In Einzelfällen kann unter Berücksichtigung von Fahrerfahrung und -nutzung der Wert des schlechteren Auges unter 0,5 liegen. Auf keinen Fall aber darf die Sehschärfe unter 0,1 liegen. Dennoch hatte der Kläger, dessen schlechteres Auge eine Sehschärfe unter 0,1 aufwies, einen Führerschein der Klassen C1 und C1E beantragt, er wurde ihm verwehrt. Der Mann klagte, verlor den Prozess und ging in Berufung.

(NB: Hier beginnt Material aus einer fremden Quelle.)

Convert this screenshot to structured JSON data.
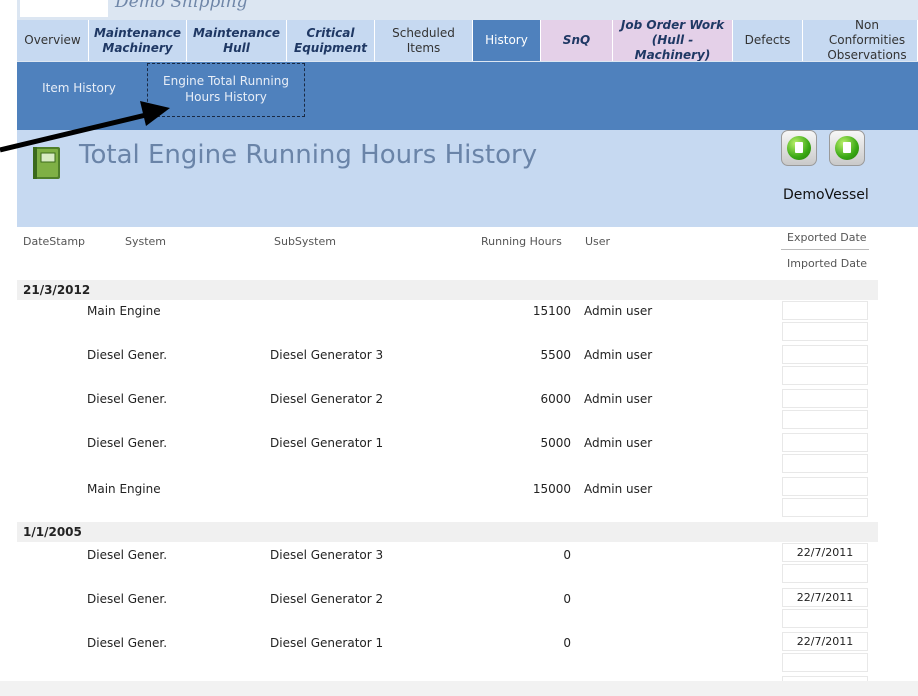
{
  "app": {
    "name": "Demo Shipping"
  },
  "tabs": [
    {
      "label": "Overview",
      "style": "normal"
    },
    {
      "label": "Maintenance Machinery",
      "style": "bi"
    },
    {
      "label": "Maintenance Hull",
      "style": "bi"
    },
    {
      "label": "Critical Equipment",
      "style": "bi"
    },
    {
      "label": "Scheduled Items",
      "style": "normal"
    },
    {
      "label": "History",
      "style": "sel"
    },
    {
      "label": "SnQ",
      "style": "snq"
    },
    {
      "label": "Job Order Work (Hull - Machinery)",
      "style": "jow"
    },
    {
      "label": "Defects",
      "style": "normal"
    },
    {
      "label": "Non Conformities Observations",
      "style": "normal"
    }
  ],
  "subtabs": {
    "item_history": "Item History",
    "engine_history": "Engine Total Running Hours History"
  },
  "header": {
    "title": "Total Engine Running Hours History",
    "vessel": "DemoVessel",
    "btn1_icon": "export-document-icon",
    "btn2_icon": "print-document-icon"
  },
  "columns": {
    "datestamp": "DateStamp",
    "system": "System",
    "subsystem": "SubSystem",
    "running_hours": "Running Hours",
    "user": "User",
    "exported": "Exported Date",
    "imported": "Imported Date"
  },
  "groups": [
    {
      "date": "21/3/2012",
      "rows": [
        {
          "system": "Main Engine",
          "subsystem": "",
          "hours": "15100",
          "user": "Admin user",
          "exported": ""
        },
        {
          "system": "Diesel Gener.",
          "subsystem": "Diesel Generator 3",
          "hours": "5500",
          "user": "Admin user",
          "exported": ""
        },
        {
          "system": "Diesel Gener.",
          "subsystem": "Diesel Generator 2",
          "hours": "6000",
          "user": "Admin user",
          "exported": ""
        },
        {
          "system": "Diesel Gener.",
          "subsystem": "Diesel Generator 1",
          "hours": "5000",
          "user": "Admin user",
          "exported": ""
        },
        {
          "system": "Main Engine",
          "subsystem": "",
          "hours": "15000",
          "user": "Admin user",
          "exported": ""
        }
      ]
    },
    {
      "date": "1/1/2005",
      "rows": [
        {
          "system": "Diesel Gener.",
          "subsystem": "Diesel Generator 3",
          "hours": "0",
          "user": "",
          "exported": "22/7/2011"
        },
        {
          "system": "Diesel Gener.",
          "subsystem": "Diesel Generator 2",
          "hours": "0",
          "user": "",
          "exported": "22/7/2011"
        },
        {
          "system": "Diesel Gener.",
          "subsystem": "Diesel Generator 1",
          "hours": "0",
          "user": "",
          "exported": "22/7/2011"
        }
      ]
    }
  ],
  "colors": {
    "tab_bg": "#c6d9f1",
    "selected_tab": "#4f81bd",
    "subbar": "#4f81bd",
    "header_bg": "#c6d9f1",
    "title": "#6a84a8"
  }
}
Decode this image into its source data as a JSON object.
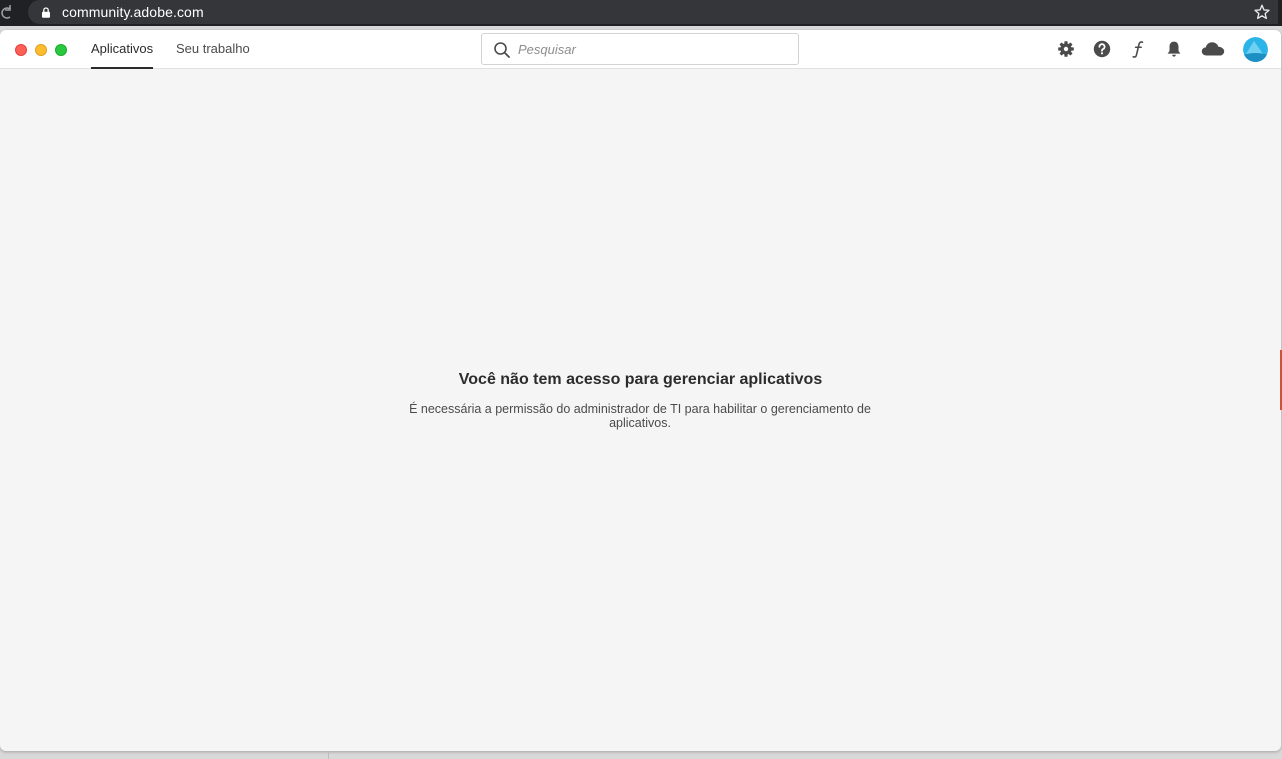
{
  "browser": {
    "url": "community.adobe.com"
  },
  "header": {
    "tabs": [
      {
        "label": "Aplicativos",
        "active": true
      },
      {
        "label": "Seu trabalho",
        "active": false
      }
    ],
    "search": {
      "placeholder": "Pesquisar",
      "value": ""
    },
    "icons": [
      "gear-icon",
      "help-icon",
      "fonts-icon",
      "bell-icon",
      "cloud-icon",
      "avatar"
    ]
  },
  "main": {
    "title": "Você não tem acesso para gerenciar aplicativos",
    "description": "É necessária a permissão do administrador de TI para habilitar o gerenciamento de aplicativos."
  },
  "colors": {
    "background": "#f5f5f5",
    "header": "#ffffff",
    "text_primary": "#2c2c2c",
    "text_secondary": "#4b4b4b",
    "traffic_close": "#fe5f57",
    "traffic_min": "#febc2e",
    "traffic_max": "#28c840",
    "avatar_accent": "#2ab4e8"
  }
}
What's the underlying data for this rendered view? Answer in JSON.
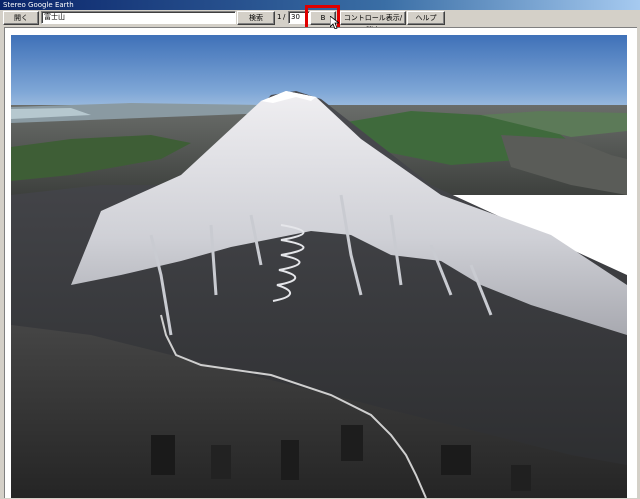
{
  "window": {
    "title": "Stereo Google Earth"
  },
  "toolbar": {
    "open_label": "開く",
    "search_value": "富士山",
    "search_label": "検索",
    "page_current": "1",
    "page_separator": "/",
    "page_total": "30",
    "next_label": "B",
    "toggle_controls_label": "コントロール表示/消去",
    "help_label": "ヘルプ"
  },
  "colors": {
    "highlight": "#e00000",
    "window_face": "#d4d0c8",
    "title_active": "#0a246a"
  },
  "view": {
    "content": "aerial-3d-terrain-mount-fuji"
  }
}
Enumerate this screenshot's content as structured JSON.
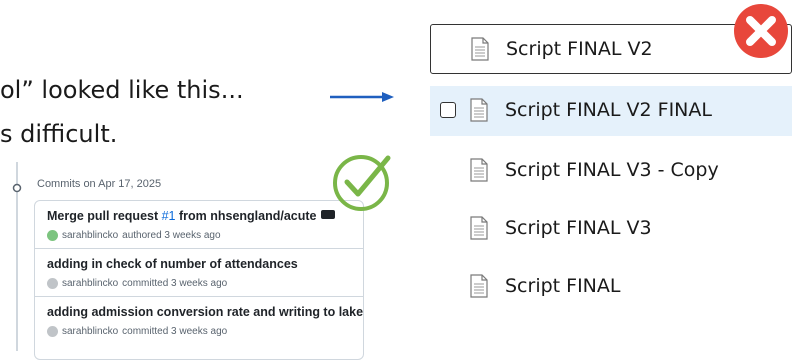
{
  "slide": {
    "line1": "ol” looked like this...",
    "line2": "s difficult."
  },
  "github": {
    "commits_date": "Commits on Apr 17, 2025",
    "commits": [
      {
        "title": "Merge pull request ",
        "pr": "#1",
        "title_rest": " from nhsengland/acute",
        "author": "sarahblincko",
        "action": "authored 3 weeks ago"
      },
      {
        "title": "adding in check of number of attendances",
        "author": "sarahblincko",
        "action": "committed 3 weeks ago"
      },
      {
        "title": "adding admission conversion rate and writing to lake",
        "author": "sarahblincko",
        "action": "committed 3 weeks ago"
      }
    ]
  },
  "files": [
    {
      "name": "Script FINAL V2",
      "state": "selected"
    },
    {
      "name": "Script FINAL V2 FINAL",
      "state": "hover"
    },
    {
      "name": "Script FINAL V3 - Copy",
      "state": "normal"
    },
    {
      "name": "Script FINAL V3",
      "state": "normal"
    },
    {
      "name": "Script FINAL",
      "state": "normal"
    }
  ],
  "colors": {
    "arrow": "#1f5fbf",
    "check": "#7ab648",
    "cross": "#e8473b",
    "hover_bg": "#e5f1fb",
    "link": "#0969da"
  },
  "icons": [
    "arrow-right-icon",
    "commit-node-icon",
    "checkmark-circle-icon",
    "close-x-icon",
    "document-icon"
  ]
}
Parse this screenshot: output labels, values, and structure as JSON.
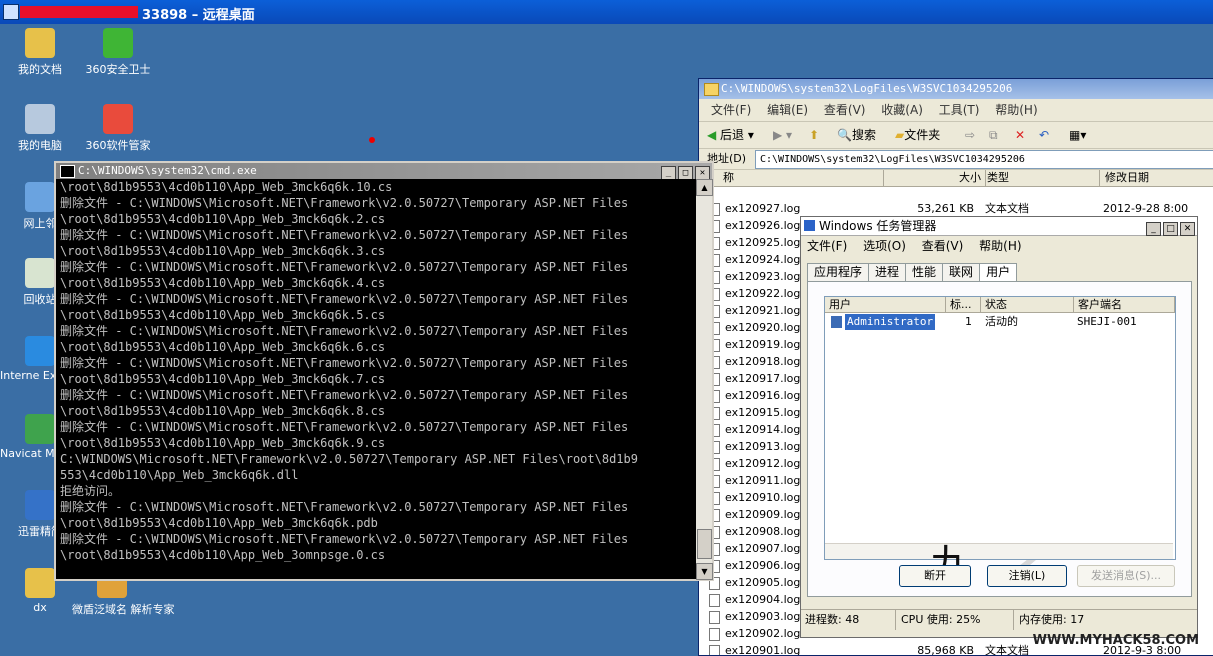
{
  "rdp": {
    "title_visible": "33898 – 远程桌面"
  },
  "desktop": {
    "icons": [
      {
        "label": "我的文档",
        "icon": "folder-docs-icon",
        "color": "#e7c14a"
      },
      {
        "label": "360安全卫士",
        "icon": "360-guard-icon",
        "color": "#3fb535"
      },
      {
        "label": "我的电脑",
        "icon": "computer-icon",
        "color": "#b7c9de"
      },
      {
        "label": "360软件管家",
        "icon": "360-softmgr-icon",
        "color": "#e94b3c"
      },
      {
        "label": "网上邻",
        "icon": "network-icon",
        "color": "#6aa3e0"
      },
      {
        "label": "回收站",
        "icon": "recycle-bin-icon",
        "color": "#d8e4d0"
      },
      {
        "label": "Interne Explore",
        "icon": "ie-icon",
        "color": "#2a8be0"
      },
      {
        "label": "Navicat MySQL",
        "icon": "navicat-icon",
        "color": "#3fa34d"
      },
      {
        "label": "迅雷精简",
        "icon": "thunder-icon",
        "color": "#3572c8"
      },
      {
        "label": "dx",
        "icon": "folder-icon",
        "color": "#e7c14a"
      },
      {
        "label": "微盾泛域名 解析专家",
        "icon": "shield-icon",
        "color": "#e0a23a"
      }
    ]
  },
  "explorer": {
    "title": "C:\\WINDOWS\\system32\\LogFiles\\W3SVC1034295206",
    "menu": [
      "文件(F)",
      "编辑(E)",
      "查看(V)",
      "收藏(A)",
      "工具(T)",
      "帮助(H)"
    ],
    "toolbar": {
      "back": "后退",
      "search": "搜索",
      "folders": "文件夹"
    },
    "address_label": "地址(D)",
    "address": "C:\\WINDOWS\\system32\\LogFiles\\W3SVC1034295206",
    "columns": [
      "称",
      "大小",
      "类型",
      "修改日期"
    ],
    "rows": [
      {
        "name": "ex120927.log",
        "size": "53,261 KB",
        "type": "文本文档",
        "date": "2012-9-28 8:00"
      },
      {
        "name": "ex120926.log",
        "size": "",
        "type": "",
        "date": ""
      },
      {
        "name": "ex120925.log",
        "size": "",
        "type": "",
        "date": ""
      },
      {
        "name": "ex120924.log",
        "size": "",
        "type": "",
        "date": ""
      },
      {
        "name": "ex120923.log",
        "size": "",
        "type": "",
        "date": ""
      },
      {
        "name": "ex120922.log",
        "size": "",
        "type": "",
        "date": ""
      },
      {
        "name": "ex120921.log",
        "size": "",
        "type": "",
        "date": ""
      },
      {
        "name": "ex120920.log",
        "size": "",
        "type": "",
        "date": ""
      },
      {
        "name": "ex120919.log",
        "size": "",
        "type": "",
        "date": ""
      },
      {
        "name": "ex120918.log",
        "size": "",
        "type": "",
        "date": ""
      },
      {
        "name": "ex120917.log",
        "size": "",
        "type": "",
        "date": ""
      },
      {
        "name": "ex120916.log",
        "size": "",
        "type": "",
        "date": ""
      },
      {
        "name": "ex120915.log",
        "size": "",
        "type": "",
        "date": ""
      },
      {
        "name": "ex120914.log",
        "size": "",
        "type": "",
        "date": ""
      },
      {
        "name": "ex120913.log",
        "size": "",
        "type": "",
        "date": ""
      },
      {
        "name": "ex120912.log",
        "size": "",
        "type": "",
        "date": ""
      },
      {
        "name": "ex120911.log",
        "size": "",
        "type": "",
        "date": ""
      },
      {
        "name": "ex120910.log",
        "size": "",
        "type": "",
        "date": ""
      },
      {
        "name": "ex120909.log",
        "size": "",
        "type": "",
        "date": ""
      },
      {
        "name": "ex120908.log",
        "size": "",
        "type": "",
        "date": ""
      },
      {
        "name": "ex120907.log",
        "size": "",
        "type": "",
        "date": ""
      },
      {
        "name": "ex120906.log",
        "size": "",
        "type": "",
        "date": ""
      },
      {
        "name": "ex120905.log",
        "size": "",
        "type": "",
        "date": ""
      },
      {
        "name": "ex120904.log",
        "size": "",
        "type": "",
        "date": ""
      },
      {
        "name": "ex120903.log",
        "size": "",
        "type": "",
        "date": ""
      },
      {
        "name": "ex120902.log",
        "size": "",
        "type": "",
        "date": ""
      },
      {
        "name": "ex120901.log",
        "size": "85,968 KB",
        "type": "文本文档",
        "date": "2012-9-3 8:00"
      }
    ]
  },
  "cmd": {
    "title": "C:\\WINDOWS\\system32\\cmd.exe",
    "lines": [
      "\\root\\8d1b9553\\4cd0b110\\App_Web_3mck6q6k.10.cs",
      "删除文件 - C:\\WINDOWS\\Microsoft.NET\\Framework\\v2.0.50727\\Temporary ASP.NET Files",
      "\\root\\8d1b9553\\4cd0b110\\App_Web_3mck6q6k.2.cs",
      "删除文件 - C:\\WINDOWS\\Microsoft.NET\\Framework\\v2.0.50727\\Temporary ASP.NET Files",
      "\\root\\8d1b9553\\4cd0b110\\App_Web_3mck6q6k.3.cs",
      "删除文件 - C:\\WINDOWS\\Microsoft.NET\\Framework\\v2.0.50727\\Temporary ASP.NET Files",
      "\\root\\8d1b9553\\4cd0b110\\App_Web_3mck6q6k.4.cs",
      "删除文件 - C:\\WINDOWS\\Microsoft.NET\\Framework\\v2.0.50727\\Temporary ASP.NET Files",
      "\\root\\8d1b9553\\4cd0b110\\App_Web_3mck6q6k.5.cs",
      "删除文件 - C:\\WINDOWS\\Microsoft.NET\\Framework\\v2.0.50727\\Temporary ASP.NET Files",
      "\\root\\8d1b9553\\4cd0b110\\App_Web_3mck6q6k.6.cs",
      "删除文件 - C:\\WINDOWS\\Microsoft.NET\\Framework\\v2.0.50727\\Temporary ASP.NET Files",
      "\\root\\8d1b9553\\4cd0b110\\App_Web_3mck6q6k.7.cs",
      "删除文件 - C:\\WINDOWS\\Microsoft.NET\\Framework\\v2.0.50727\\Temporary ASP.NET Files",
      "\\root\\8d1b9553\\4cd0b110\\App_Web_3mck6q6k.8.cs",
      "删除文件 - C:\\WINDOWS\\Microsoft.NET\\Framework\\v2.0.50727\\Temporary ASP.NET Files",
      "\\root\\8d1b9553\\4cd0b110\\App_Web_3mck6q6k.9.cs",
      "C:\\WINDOWS\\Microsoft.NET\\Framework\\v2.0.50727\\Temporary ASP.NET Files\\root\\8d1b9",
      "553\\4cd0b110\\App_Web_3mck6q6k.dll",
      "拒绝访问。",
      "删除文件 - C:\\WINDOWS\\Microsoft.NET\\Framework\\v2.0.50727\\Temporary ASP.NET Files",
      "\\root\\8d1b9553\\4cd0b110\\App_Web_3mck6q6k.pdb",
      "删除文件 - C:\\WINDOWS\\Microsoft.NET\\Framework\\v2.0.50727\\Temporary ASP.NET Files",
      "\\root\\8d1b9553\\4cd0b110\\App_Web_3omnpsge.0.cs"
    ]
  },
  "taskmgr": {
    "title": "Windows 任务管理器",
    "menu": [
      "文件(F)",
      "选项(O)",
      "查看(V)",
      "帮助(H)"
    ],
    "tabs": [
      "应用程序",
      "进程",
      "性能",
      "联网",
      "用户"
    ],
    "columns": [
      "用户",
      "标...",
      "状态",
      "客户端名"
    ],
    "user_row": {
      "user": "Administrator",
      "id": "1",
      "status": "活动的",
      "client": "SHEJI-001"
    },
    "buttons": {
      "disconnect": "断开",
      "logoff": "注销(L)",
      "send_message": "发送消息(S)..."
    },
    "status": {
      "processes": "进程数: 48",
      "cpu": "CPU 使用: 25%",
      "memory": "内存使用: 17"
    }
  },
  "watermark": "WWW.MYHACK58.COM"
}
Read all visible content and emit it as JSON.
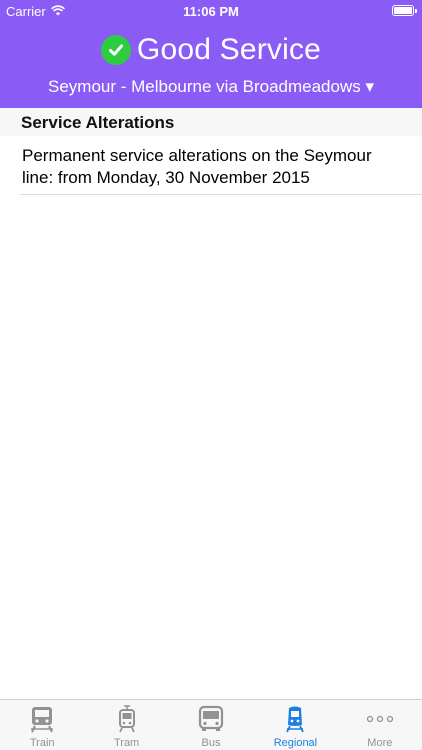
{
  "status_bar": {
    "carrier": "Carrier",
    "time": "11:06 PM"
  },
  "header": {
    "title": "Good Service",
    "line": "Seymour - Melbourne via Broadmeadows ▾",
    "color": "#8a5cf5",
    "status_icon": "checkmark-circle-icon",
    "status_color": "#2ecc40"
  },
  "section": {
    "title": "Service Alterations",
    "items": [
      {
        "text": "Permanent service alterations on the Seymour line: from Monday, 30 November 2015"
      }
    ]
  },
  "tabs": [
    {
      "label": "Train",
      "icon": "train-icon",
      "active": false
    },
    {
      "label": "Tram",
      "icon": "tram-icon",
      "active": false
    },
    {
      "label": "Bus",
      "icon": "bus-icon",
      "active": false
    },
    {
      "label": "Regional",
      "icon": "regional-train-icon",
      "active": true
    },
    {
      "label": "More",
      "icon": "more-icon",
      "active": false
    }
  ],
  "colors": {
    "active_tab": "#1a7fe0",
    "inactive_tab": "#929292"
  }
}
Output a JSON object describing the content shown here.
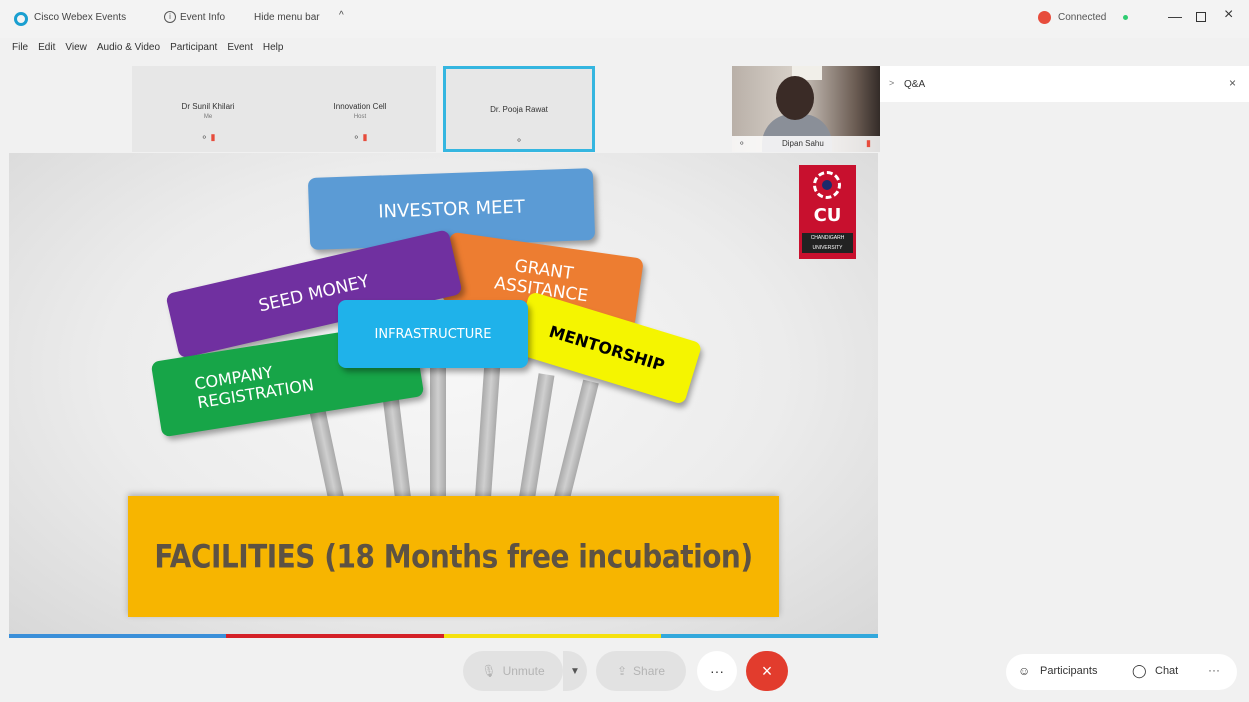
{
  "titlebar": {
    "app_name": "Cisco Webex Events",
    "event_info": "Event Info",
    "hide_menu": "Hide menu bar",
    "hide_chevron": "^",
    "connection": "Connected",
    "minimize": "—",
    "close": "×"
  },
  "menu": [
    "File",
    "Edit",
    "View",
    "Audio & Video",
    "Participant",
    "Event",
    "Help"
  ],
  "thumbnails": [
    {
      "name": "Dr Sunil Khilari",
      "role": "Me"
    },
    {
      "name": "Innovation Cell",
      "role": "Host"
    },
    {
      "name": "Dr. Pooja Rawat",
      "role": ""
    }
  ],
  "video": {
    "name": "Dipan Sahu"
  },
  "slide": {
    "signs": {
      "investor_meet": "INVESTOR MEET",
      "grant_assitance": "GRANT ASSITANCE",
      "seed_money": "SEED MONEY",
      "infrastructure": "INFRASTRUCTURE",
      "mentorship": "MENTORSHIP",
      "company_registration": "COMPANY REGISTRATION"
    },
    "banner": "FACILITIES (18 Months free incubation)",
    "logo": {
      "letters": "CU",
      "subtitle": "CHANDIGARH UNIVERSITY"
    }
  },
  "colorbar": [
    "#3a8fd9",
    "#d42027",
    "#f5e10d",
    "#32a8dc"
  ],
  "qa": {
    "title": "Q&A",
    "close": "×"
  },
  "controls": {
    "unmute": "Unmute",
    "share": "Share",
    "more": "···",
    "leave": "×"
  },
  "bottom_right": {
    "participants": "Participants",
    "chat": "Chat",
    "more": "···"
  }
}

Im Berufungsverfahren vor dem Bayerischen Verwaltungsgerichtshof (BayVGH) lagen nun zwei unabhängige Sachverständigengutachten vor. Danach bestünde prinzipiell kein Anlass, Menschen mit einer einseitigen Sehschärfe unter 0,1 die Fahrerlaubnis für die Klassen C1, C1E zu versagen, unter folgenden Voraussetzungen: Es müsse sich um beidäugig sehende Personen handeln (beide anatomisch vorhandenen Augen nehmen am Sehvorgang teil), die Betroffenen müssten auf jedem Auge ein normales Gesichtsfeld haben und müssten in der Lage sein, ein bei ihnen nicht vorhandenes räumliches Sehvermögen vollständig zu kompensieren.
Das warf für den BayVGH die Frage auf, ob die deutsche Rechtsvorschrift möglicherweise zu restriktiv ist und der europäischen Grundrechtscharta entgegensteht. Werden die Grundrechte des Mannes verletzt, indem man ihn wegen seiner Behinderung benachteiligt? Die Richter reichten diese Frage nun an den Europäischen Gerichtshof (EuGH) weiter. Nach Beantwortung durch den EuGH wird das Berufungsverfahren fortgesetzt.